Niki

562 14 1
                                    

senin sosyal bir kelebek olduğunu söylemek yetersiz kalıyordu. O kadar dışa dönük ve neşeliydin ki sonunda okulumuzun en tanınan öğrencilerinden biri oldun.

sosyal ve arkadaş canlısı olmanın avantajları vardı. müdürle etkinlikler ve okul gezileri hakkında yapılan toplantılara katılmak için bazı dersleri atlamalısınız.

popüler olmanın güzel yanlarından biri de buydu. kötü şeylerden biri de biraz fazla tanınıyor olman. sana aşık olan erkeklerle tecrübelerin oldu ama asla kimseyi gerçekten sevmiyorsun.

o hariç

O, gözlerinin üzerine koyduğun en güzel çocuktu. görünüşü nefes kesiciydi, nazik sesi, ender ama kesinlikle muhteşem gülümsemesi, çok yumuşak görünen elleri.

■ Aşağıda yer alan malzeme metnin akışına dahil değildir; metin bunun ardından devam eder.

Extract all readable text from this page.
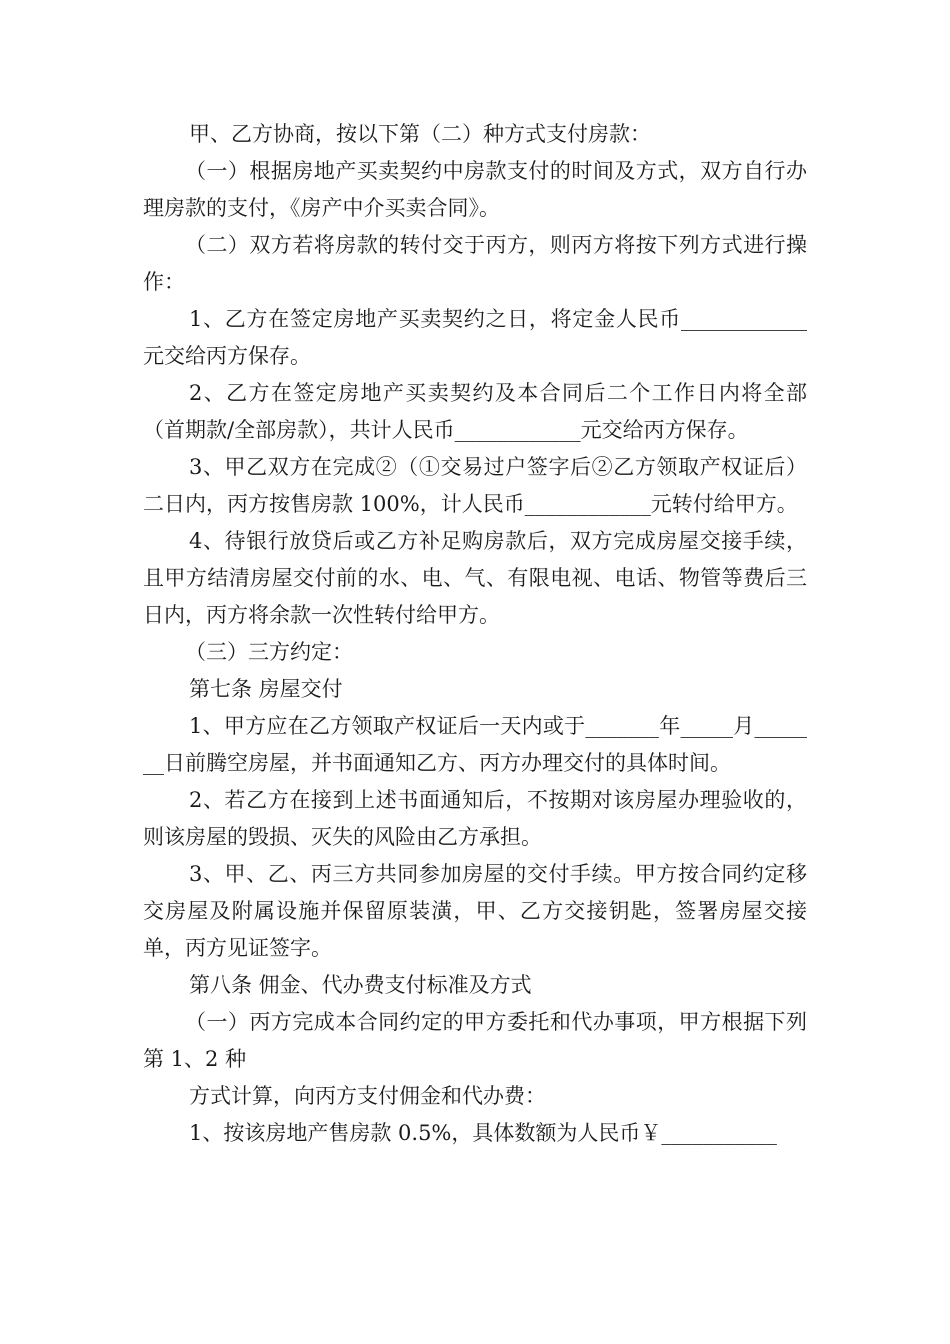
甲、乙方协商，按以下第（二）种方式支付房款：

（一）根据房地产买卖契约中房款支付的时间及方式，双方自行办理房款的支付，《房产中介买卖合同》。

（二）双方若将房款的转付交于丙方，则丙方将按下列方式进行操作：

1、乙方在签定房地产买卖契约之日，将定金人民币____________元交给丙方保存。

2、乙方在签定房地产买卖契约及本合同后二个工作日内将全部（首期款/全部房款），共计人民币____________元交给丙方保存。

3、甲乙双方在完成②（①交易过户签字后②乙方领取产权证后）二日内，丙方按售房款 100%，计人民币____________元转付给甲方。

4、待银行放贷后或乙方补足购房款后，双方完成房屋交接手续，且甲方结清房屋交付前的水、电、气、有限电视、电话、物管等费后三日内，丙方将余款一次性转付给甲方。

（三）三方约定：

第七条 房屋交付

1、甲方应在乙方领取产权证后一天内或于_______年_____月_______日前腾空房屋，并书面通知乙方、丙方办理交付的具体时间。

2、若乙方在接到上述书面通知后，不按期对该房屋办理验收的，则该房屋的毁损、灭失的风险由乙方承担。

3、甲、乙、丙三方共同参加房屋的交付手续。甲方按合同约定移交房屋及附属设施并保留原装潢，甲、乙方交接钥匙，签署房屋交接单，丙方见证签字。

第八条 佣金、代办费支付标准及方式

（一）丙方完成本合同约定的甲方委托和代办事项，甲方根据下列第 1、2 种

方式计算，向丙方支付佣金和代办费：

1、按该房地产售房款 0.5%，具体数额为人民币￥___________
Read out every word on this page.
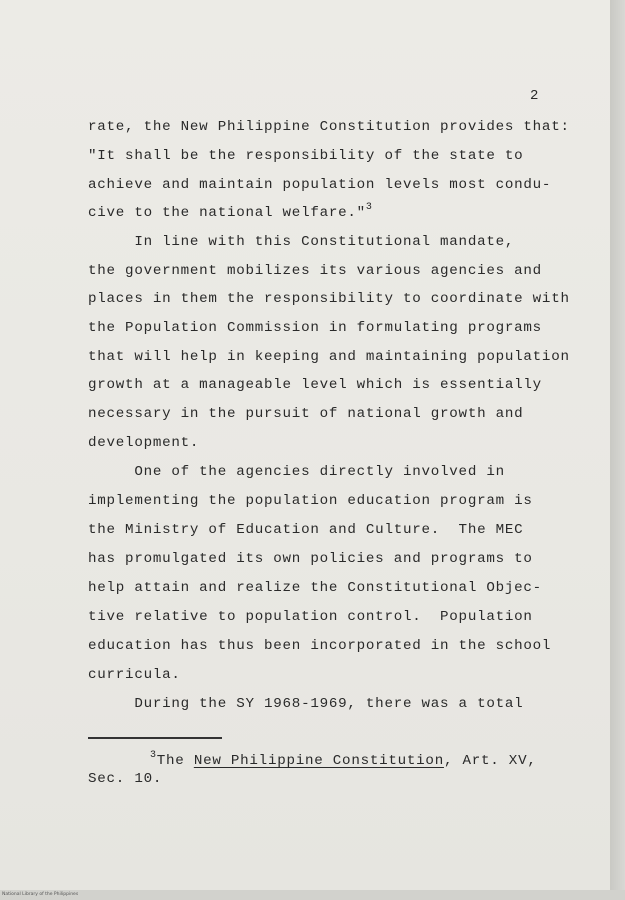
2
rate, the New Philippine Constitution provides that:
"It shall be the responsibility of the state to
achieve and maintain population levels most condu-
cive to the national welfare."$^3$
In line with this Constitutional mandate,
the government mobilizes its various agencies and
places in them the responsibility to coordinate with
the Population Commission in formulating programs
that will help in keeping and maintaining population
growth at a manageable level which is essentially
necessary in the pursuit of national growth and
development.
One of the agencies directly involved in
implementing the population education program is
the Ministry of Education and Culture.  The MEC
has promulgated its own policies and programs to
help attain and realize the Constitutional Objec-
tive relative to population control.  Population
education has thus been incorporated in the school
curricula.
During the SY 1968-1969, there was a total
$^3$The New Philippine Constitution, Art. XV,
Sec. 10.
National Library of the Philippines
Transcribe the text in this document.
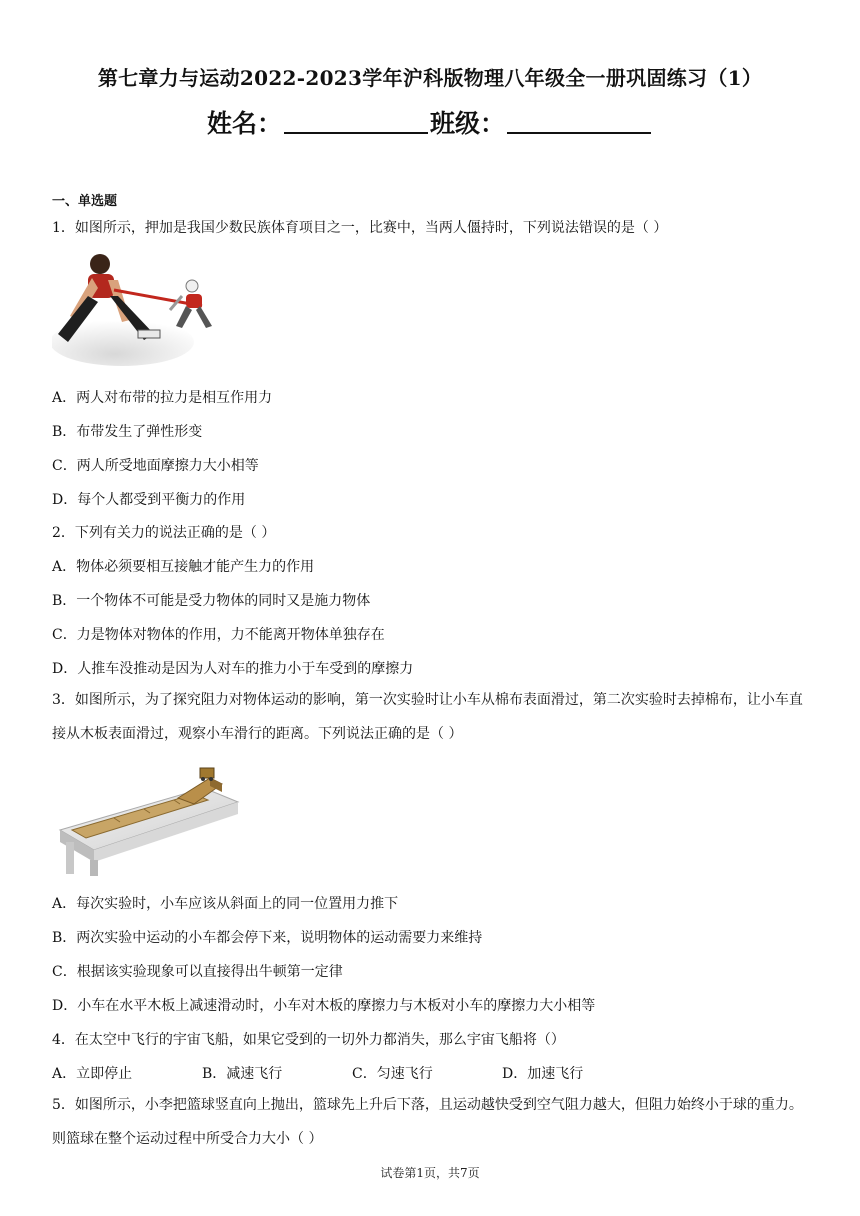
第七章力与运动2022-2023学年沪科版物理八年级全一册巩固练习（1）
姓名：	班级：
一、单选题
1．如图所示，押加是我国少数民族体育项目之一，比赛中，当两人僵持时，下列说法错误的是（ ）
A．两人对布带的拉力是相互作用力
B．布带发生了弹性形变
C．两人所受地面摩擦力大小相等
D．每个人都受到平衡力的作用
2．下列有关力的说法正确的是（ ）
A．物体必须要相互接触才能产生力的作用
B．一个物体不可能是受力物体的同时又是施力物体
C．力是物体对物体的作用，力不能离开物体单独存在
D．人推车没推动是因为人对车的推力小于车受到的摩擦力
3．如图所示，为了探究阻力对物体运动的影响，第一次实验时让小车从棉布表面滑过，第二次实验时去掉棉布，让小车直接从木板表面滑过，观察小车滑行的距离。下列说法正确的是（ ）
A．每次实验时，小车应该从斜面上的同一位置用力推下
B．两次实验中运动的小车都会停下来，说明物体的运动需要力来维持
C．根据该实验现象可以直接得出牛顿第一定律
D．小车在水平木板上减速滑动时，小车对木板的摩擦力与木板对小车的摩擦力大小相等
4．在太空中飞行的宇宙飞船，如果它受到的一切外力都消失，那么宇宙飞船将（）
A．立即停止	B．减速飞行	C．匀速飞行	D．加速飞行
5．如图所示，小李把篮球竖直向上抛出，篮球先上升后下落，且运动越快受到空气阻力越大，但阻力始终小于球的重力。则篮球在整个运动过程中所受合力大小（ ）
试卷第1页，共7页
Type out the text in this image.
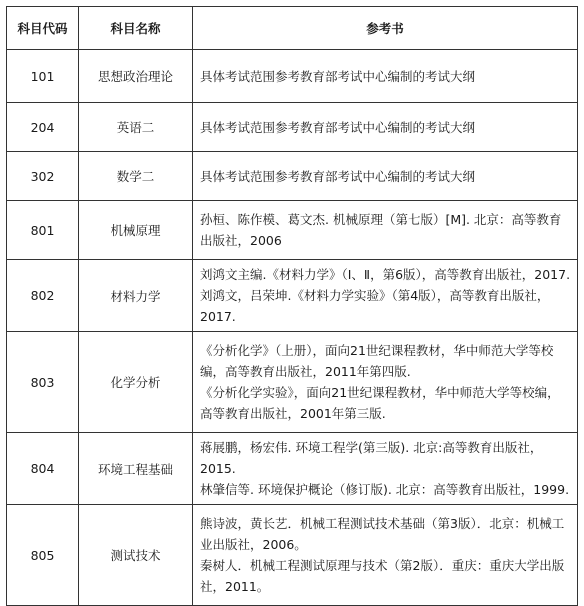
科目代码	科目名称	参考书
101	思想政治理论	具体考试范围参考教育部考试中心编制的考试大纲

204	英语二	具体考试范围参考教育部考试中心编制的考试大纲

302	数学二	具体考试范围参考教育部考试中心编制的考试大纲

801	机械原理	孙桓、陈作模、葛文杰. 机械原理（第七版）[M]. 北京：高等教育出版社，2006

802	材料力学	刘鸿文主编.《材料力学》（Ⅰ、Ⅱ，第6版），高等教育出版社，2017.
刘鸿文，吕荣坤.《材料力学实验》（第4版），高等教育出版社，2017.

803	化学分析	《分析化学》（上册），面向21世纪课程教材，华中师范大学等校编，高等教育出版社，2011年第四版.
《分析化学实验》，面向21世纪课程教材，华中师范大学等校编，高等教育出版社，2001年第三版.

804	环境工程基础	蒋展鹏，杨宏伟. 环境工程学(第三版). 北京:高等教育出版社，2015.
林肇信等. 环境保护概论（修订版). 北京：高等教育出版社，1999.

805	测试技术	熊诗波，黄长艺．机械工程测试技术基础（第3版）．北京：机械工业出版社，2006。
秦树人．机械工程测试原理与技术（第2版）．重庆：重庆大学出版社，2011。
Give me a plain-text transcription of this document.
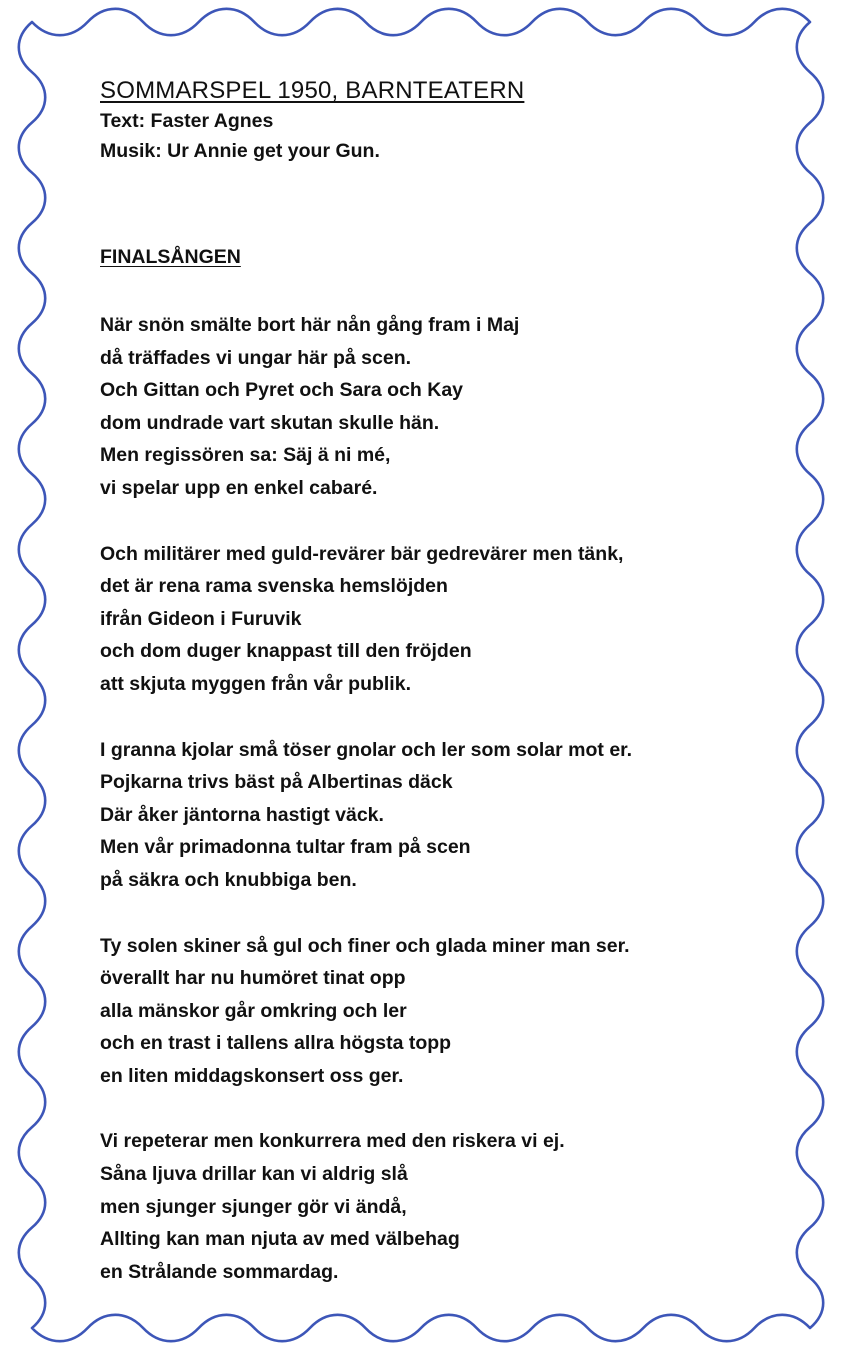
SOMMARSPEL 1950, BARNTEATERN

Text: Faster Agnes

Musik: Ur Annie get your Gun.

FINALSÅNGEN
När snön smälte bort här nån gång fram i Maj
då träffades vi ungar här på scen.
Och Gittan och Pyret och Sara och Kay
dom undrade vart skutan skulle hän.
Men regissören sa: Säj ä ni mé,
vi spelar upp en enkel cabaré.
Och militärer med guld-revärer bär gedrevärer men tänk,
det är rena rama svenska hemslöjden
ifrån Gideon i Furuvik
och dom duger knappast till den fröjden
att skjuta myggen från vår publik.
I granna kjolar små töser gnolar och ler som solar mot er.
Pojkarna trivs bäst på Albertinas däck
Där åker jäntorna hastigt väck.
Men vår primadonna tultar fram på scen
på säkra och knubbiga ben.
Ty solen skiner så gul och finer och glada miner man ser.
överallt har nu humöret tinat opp
alla mänskor går omkring och ler
och en trast i tallens allra högsta topp
en liten middagskonsert oss ger.
Vi repeterar men konkurrera med den riskera vi ej.
Såna ljuva drillar kan vi aldrig slå
men sjunger sjunger gör vi ändå,
Allting kan man njuta av med välbehag
en Strålande sommardag.
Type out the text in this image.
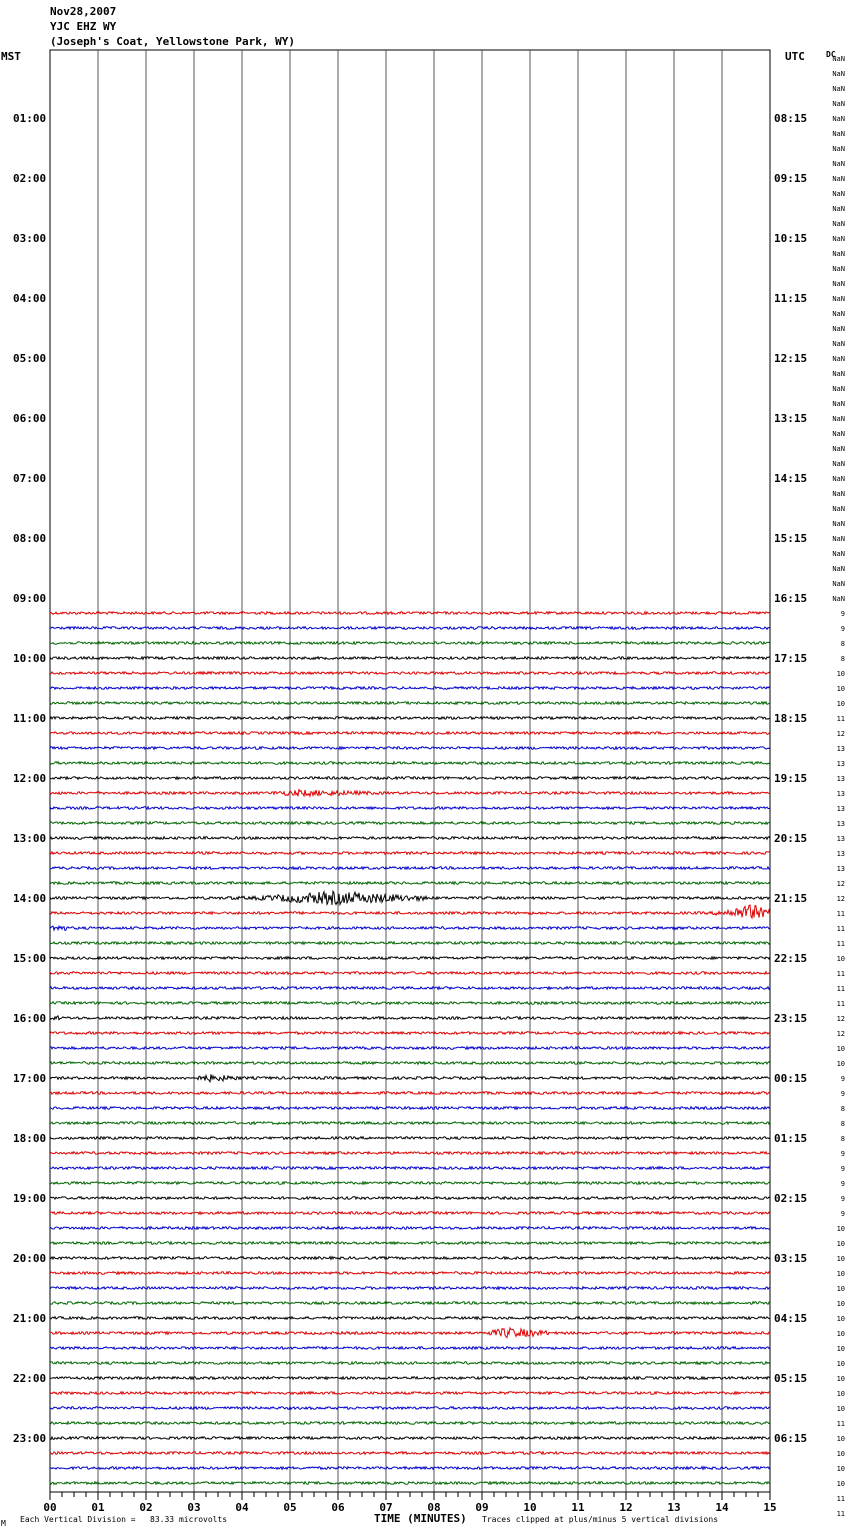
Nov28,2007
YJC EHZ WY
(Joseph's Coat, Yellowstone Park, WY)
MST	UTC	DC
00	01	02	03	04	05	06	07	08	09	10	11	12	13	14	15
01:00	08:15
02:00	09:15
03:00	10:15
04:00	11:15
05:00	12:15
06:00	13:15
07:00	14:15
08:00	15:15
09:00	16:15
10:00	17:15
11:00	18:15
12:00	19:15
13:00	20:15
14:00	21:15
15:00	22:15
16:00	23:15
17:00	00:15
18:00	01:15
19:00	02:15
20:00	03:15
21:00	04:15
22:00	05:15
23:00	06:15
NaN
NaN
NaN
NaN
NaN
NaN
NaN
NaN
NaN
NaN
NaN
NaN
NaN
NaN
NaN
NaN
NaN
NaN
NaN
NaN
NaN
NaN
NaN
NaN
NaN
NaN
NaN
NaN
NaN
NaN
NaN
NaN
NaN
NaN
NaN
NaN
NaN
9
9
8
8
10
10
10
11
12
13
13
13
13
13
13
13
13
13
12
12
11
11
11
10
11
11
11
12
12
10
10
9
9
8
8
8
9
9
9
9
9
10
10
10
10
10
10
10
10
10
10
10
10
10
11
10
10
10
10
11
11
M Each Vertical Division =   83.33 microvolts	TIME (MINUTES) Traces clipped at plus/minus 5 vertical divisions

Nishimura riki seni deli eden çocuktu. o aşağı yukarı yürüyen bir gizemdi. Öğle yemeği saatlerinde onu her zaman tek başına yemek yerken gördüğünüz için hiç arkadaşı olduğunu pek düşünmüyordunuz ama burnunu her zaman bir kitaba gömdüğü için çok da rahatsız görünmüyordu.

onunla daha önce konuşmayı denedin ama popüler olduğun için onunla asla istediğin kadar etkileşim kuramadın.

sınıfa girerken, sınıfa ilk girenin Niki olduğunu fark ettin. fırsatı değerlendirip yanına oturdun.

"Merhaba" ona tatlı bir şekilde gülümsedin.

dedi çocuk sana bakmak için döndü, yüzünde şok olmuş bir ifadeyle başını hafifçe eğdi. "m-merhaba, y/n" yanlışlıkla kekeledi ve hata yaptığı için utanarak kızardı.

yanaklarındaki kızarıklığın sevimli olduğunu düşündün ve biraz daha geniş gülümsedi, biraz kıkırdadı. "Bugünlük burada oturmamın sakıncası var mı?" defterini çıkarıp masanın üzerine koyarken sordun.

Niki, sorunuza yanıt olarak başını salladı. "Ne zaman istersen burada oturabilirsin" dedi sessizce kucağına bakıp kalemiyle sinirli bir şekilde oynarken.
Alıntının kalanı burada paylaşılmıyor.